UAE/Jordan/Qatar (2014) Dir. Naji Abu Nowar

Arabian cinema is not the most prolific in the world, at least in terms of getting noticed outside of its own borders and into the international market, which is why Theeb (Arabic for “wolf”) deserves attention for not only breaking this tradition but also sees three Arabic countries – UAE, Jordan and Qatar – coming together to make this happen.

Set during World War I, the story is based in the Ottoman province of Hijaz where a family of Bedouin pilgrims reside, the patriarch of which has recently passed away. They are approached one night by a British soldier (Jack Fox) and his Arab guide Marji (Marji Audeh) who need an escort to the Ottoman train tracks.

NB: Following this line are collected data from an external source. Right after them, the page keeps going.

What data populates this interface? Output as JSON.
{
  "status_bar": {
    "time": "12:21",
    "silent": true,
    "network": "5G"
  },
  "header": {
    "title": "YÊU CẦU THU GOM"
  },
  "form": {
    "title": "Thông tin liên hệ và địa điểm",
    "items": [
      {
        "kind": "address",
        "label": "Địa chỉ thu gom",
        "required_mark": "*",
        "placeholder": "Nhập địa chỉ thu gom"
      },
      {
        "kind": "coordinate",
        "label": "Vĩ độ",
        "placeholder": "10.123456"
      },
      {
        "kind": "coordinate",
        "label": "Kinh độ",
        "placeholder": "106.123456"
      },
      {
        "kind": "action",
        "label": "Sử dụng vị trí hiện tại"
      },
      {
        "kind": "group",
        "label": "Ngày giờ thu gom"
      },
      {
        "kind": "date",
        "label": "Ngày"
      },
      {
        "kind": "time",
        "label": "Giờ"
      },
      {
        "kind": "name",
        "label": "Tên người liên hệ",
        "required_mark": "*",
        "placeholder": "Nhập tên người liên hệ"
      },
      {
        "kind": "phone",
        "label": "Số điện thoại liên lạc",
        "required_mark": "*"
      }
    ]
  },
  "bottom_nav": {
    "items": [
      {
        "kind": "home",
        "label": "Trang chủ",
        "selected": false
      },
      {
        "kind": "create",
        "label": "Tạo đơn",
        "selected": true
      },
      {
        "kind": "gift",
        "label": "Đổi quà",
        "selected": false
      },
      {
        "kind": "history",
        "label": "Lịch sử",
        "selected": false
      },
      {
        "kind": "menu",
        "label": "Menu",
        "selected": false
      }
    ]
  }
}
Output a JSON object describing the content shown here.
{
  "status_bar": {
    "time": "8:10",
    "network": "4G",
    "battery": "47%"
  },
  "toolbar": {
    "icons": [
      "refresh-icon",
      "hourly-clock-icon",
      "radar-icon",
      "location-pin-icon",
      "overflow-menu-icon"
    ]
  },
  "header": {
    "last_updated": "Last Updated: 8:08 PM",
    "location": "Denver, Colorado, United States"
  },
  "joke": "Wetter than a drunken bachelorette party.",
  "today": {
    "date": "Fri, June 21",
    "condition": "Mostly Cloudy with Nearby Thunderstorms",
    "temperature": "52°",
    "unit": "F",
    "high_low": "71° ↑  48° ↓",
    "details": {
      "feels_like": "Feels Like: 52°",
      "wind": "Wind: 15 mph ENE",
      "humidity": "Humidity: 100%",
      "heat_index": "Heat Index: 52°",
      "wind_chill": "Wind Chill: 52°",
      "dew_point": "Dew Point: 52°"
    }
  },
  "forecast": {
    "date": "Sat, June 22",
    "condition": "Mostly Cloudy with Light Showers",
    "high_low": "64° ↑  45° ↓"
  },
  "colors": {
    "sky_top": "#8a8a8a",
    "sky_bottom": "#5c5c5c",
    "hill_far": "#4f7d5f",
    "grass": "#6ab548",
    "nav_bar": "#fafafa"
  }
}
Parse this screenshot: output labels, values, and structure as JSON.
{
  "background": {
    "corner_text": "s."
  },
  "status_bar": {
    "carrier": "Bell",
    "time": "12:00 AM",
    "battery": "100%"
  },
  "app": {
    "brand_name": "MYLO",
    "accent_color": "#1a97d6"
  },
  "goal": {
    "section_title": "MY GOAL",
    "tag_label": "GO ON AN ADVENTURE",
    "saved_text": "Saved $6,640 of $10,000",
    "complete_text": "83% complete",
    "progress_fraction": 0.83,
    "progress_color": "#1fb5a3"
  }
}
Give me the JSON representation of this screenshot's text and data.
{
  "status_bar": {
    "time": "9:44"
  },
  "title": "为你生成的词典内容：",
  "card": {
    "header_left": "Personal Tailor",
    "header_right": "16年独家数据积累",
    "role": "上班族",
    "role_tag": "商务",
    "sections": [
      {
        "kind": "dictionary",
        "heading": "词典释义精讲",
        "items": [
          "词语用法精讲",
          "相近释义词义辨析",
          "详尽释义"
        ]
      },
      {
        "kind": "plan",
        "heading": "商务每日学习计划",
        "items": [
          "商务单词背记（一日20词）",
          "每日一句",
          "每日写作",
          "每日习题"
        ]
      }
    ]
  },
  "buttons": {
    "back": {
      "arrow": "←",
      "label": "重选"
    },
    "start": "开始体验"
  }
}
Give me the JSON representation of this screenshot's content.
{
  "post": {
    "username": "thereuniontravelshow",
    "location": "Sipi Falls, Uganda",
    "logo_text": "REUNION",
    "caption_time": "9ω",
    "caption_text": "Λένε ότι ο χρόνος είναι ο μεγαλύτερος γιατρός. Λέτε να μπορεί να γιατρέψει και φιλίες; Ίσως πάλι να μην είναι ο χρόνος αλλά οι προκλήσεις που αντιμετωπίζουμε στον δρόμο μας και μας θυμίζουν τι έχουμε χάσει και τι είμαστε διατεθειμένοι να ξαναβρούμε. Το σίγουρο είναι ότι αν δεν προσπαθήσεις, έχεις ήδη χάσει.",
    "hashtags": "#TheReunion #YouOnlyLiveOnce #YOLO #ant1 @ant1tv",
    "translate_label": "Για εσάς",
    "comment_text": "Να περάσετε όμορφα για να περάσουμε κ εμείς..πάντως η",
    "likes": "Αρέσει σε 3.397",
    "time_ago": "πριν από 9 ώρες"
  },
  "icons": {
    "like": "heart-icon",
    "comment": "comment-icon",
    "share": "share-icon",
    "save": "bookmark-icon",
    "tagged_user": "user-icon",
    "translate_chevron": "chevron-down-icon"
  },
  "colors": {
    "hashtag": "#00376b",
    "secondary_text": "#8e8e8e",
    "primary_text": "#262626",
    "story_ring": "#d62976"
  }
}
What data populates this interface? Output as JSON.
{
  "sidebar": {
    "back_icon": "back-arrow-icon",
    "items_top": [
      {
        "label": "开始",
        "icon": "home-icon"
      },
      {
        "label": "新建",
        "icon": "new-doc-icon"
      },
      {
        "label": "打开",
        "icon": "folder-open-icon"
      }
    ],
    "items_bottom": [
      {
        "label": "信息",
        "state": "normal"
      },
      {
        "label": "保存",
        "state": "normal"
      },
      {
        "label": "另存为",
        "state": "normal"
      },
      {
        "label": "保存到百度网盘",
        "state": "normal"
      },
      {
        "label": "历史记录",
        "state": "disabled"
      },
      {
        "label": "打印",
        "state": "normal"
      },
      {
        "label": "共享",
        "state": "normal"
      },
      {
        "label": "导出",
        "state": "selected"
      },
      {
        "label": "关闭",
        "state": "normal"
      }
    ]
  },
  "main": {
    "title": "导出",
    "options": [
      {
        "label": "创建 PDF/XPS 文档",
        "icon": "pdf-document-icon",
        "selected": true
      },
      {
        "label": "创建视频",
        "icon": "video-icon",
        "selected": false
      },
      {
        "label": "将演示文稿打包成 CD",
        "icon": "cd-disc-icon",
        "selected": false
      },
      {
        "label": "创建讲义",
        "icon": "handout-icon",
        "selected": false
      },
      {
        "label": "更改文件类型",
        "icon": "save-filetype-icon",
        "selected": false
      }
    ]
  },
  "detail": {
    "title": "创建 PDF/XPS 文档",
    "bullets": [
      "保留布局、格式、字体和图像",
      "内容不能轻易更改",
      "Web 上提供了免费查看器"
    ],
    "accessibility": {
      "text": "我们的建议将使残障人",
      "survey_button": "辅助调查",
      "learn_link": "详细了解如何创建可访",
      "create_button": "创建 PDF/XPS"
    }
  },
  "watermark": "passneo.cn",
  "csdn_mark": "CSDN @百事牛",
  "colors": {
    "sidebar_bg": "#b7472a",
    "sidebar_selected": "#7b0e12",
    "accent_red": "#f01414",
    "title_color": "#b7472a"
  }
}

One of the orphaned brothers Hussein (Hussein Salameh) is given the job of escort but his younger brother Theeb (Jacir Eid) tags along against Hussein’s wishes.

The party barely makes it halfway when the journey is deemed too dangerous for Theeb, so the brothers are sent back home, only to witness the British soldier and Marji be shot by Arab rebels. As they escape Hussein is also shot leaving Theeb to fend for himself in the vast wastelands.

When those of us in the West think of World War I we usually remain within our own local frame of reference and conjure up visions of British, German or other European soldiers, with guns, tanks, planes and other forms of artillery creating exciting adventures. Theeb offers us the chance to take a rare look at what was happening across the globe during this period of time and while vastly different, it is nonetheless equally fascinating.

As a coming of age tale this differs from the sentimental or sexually charged type of journey that typically exemplifies the genre here in the West, serving as a gritty and barebones exploration of true survival and maturity in the face of adversity. First time feature length director Naji Abu Nowar keeps the narrative simple, if infuriatingly sparse in terms of exposition (occasionally justified in the latter part of the film), avoiding political favouritism.

With the story being set during the period of the British-Ottoman Empire dispute, the historical and political context may be lost on audiences outside of domestic Arabia, unless one really knows their history. Nowar doesn’t elaborate on this but he is keen to ensure that our interest in peaked enough to encourage us to investigate this issue further. Similarly around this time the Bedouin’s were on the cusp of change as they were soon to be usurped as guides of the desert as the railway system was being introduced into Arab nations.

For Theeb however, he sees no such lines of battle or is aware of impending change, simply going about his peaceful lifestyle with his family and Bedouin brotherhood. His age isn’t given but was can assume it must be around 10 or 11, judging by his rebellious sense of independence yet reliance on the safety of brother Hussein’s company and protection. Once alone, Theeb possesses enough guile and resourcefulness to outwit the pursuing rebels and seek shelter and basic sustenance.

He eventually encounters a wandering camel carrying what appears to be a dead man on its back, which Theeb tends to in order to make his escape. But the man (Hassan Mutlag) is not dead, just seriously wounded and the two form an uneasy alliance in the name of survival, aware that they need each other.

Admittedly the first twenty plus minutes of this film are rather slow and anodyne, with the most spirited act being the Englishman losing his rag over Theeb touching a wooden box in his possession. Bedouin manners dictate that guests are to be treated as royalty, so Theeb is admonished for his persistent curiosity even when the Brit lashes out at the boy. Theeb later shows respect to the mercenary as his senior, although he remains quietly guarded to be sure.

Once the first shot is fired the pace quickens and the interest level in the film goes beyond simply admiring the gorgeous panoramic views of the desert land until the story finally takes hold. Captured with precision and due care by noted DP Wolfgang Thaler, we are presented with glorious vistas David Lean would have killed to have featured in Lawrence Of Arabia, which were actually the sandy landscapes of Jordan substituting for Arabia here.

As many directors have done before him, Nowar uses mostly non-professional actors for his cast and has chosen some fine and promising talent, should they embark on a full time career. As the eponymous protagonist Jacir Eid is superb, carrying the film on his tiny shoulders with the maturity and grace of a veteran. The impetuous wide eyed energy of an innocent child gives way to the steely but vulnerable determination of a boy left alone, and Eid never misses a beat.

Eid’s real life cousin Hussein Salameh plays his on-screen brother which creates a believable and genuine bond between the two, which can’t be recreated once the mercenary arrives, but Eid again is able to form a sturdy adult-child partnership with Hassan Mutlag. I don’t know much about British actor Jack Fox, but apart from physically standing out he doesn’t really have much to do here.

Despite the distinctly Arabic setting and the bespoke beliefs and protocol adhered to, the central story is quite universal, and could be adapted for a Western movie with horses and Mexican bandits supplanting the camels and Arabs. The desert setting certainly creates this illusion while the historical and political subtext can be adapted, played down or excised completely.

I can’t see Theeb appealing to multiplex audiences but fans of world cinema who enjoy taking a risk and experiencing other lands and cultures through film should find this engaging outing to be an enriching way in which to see a timeless subject approached and told through a different lense.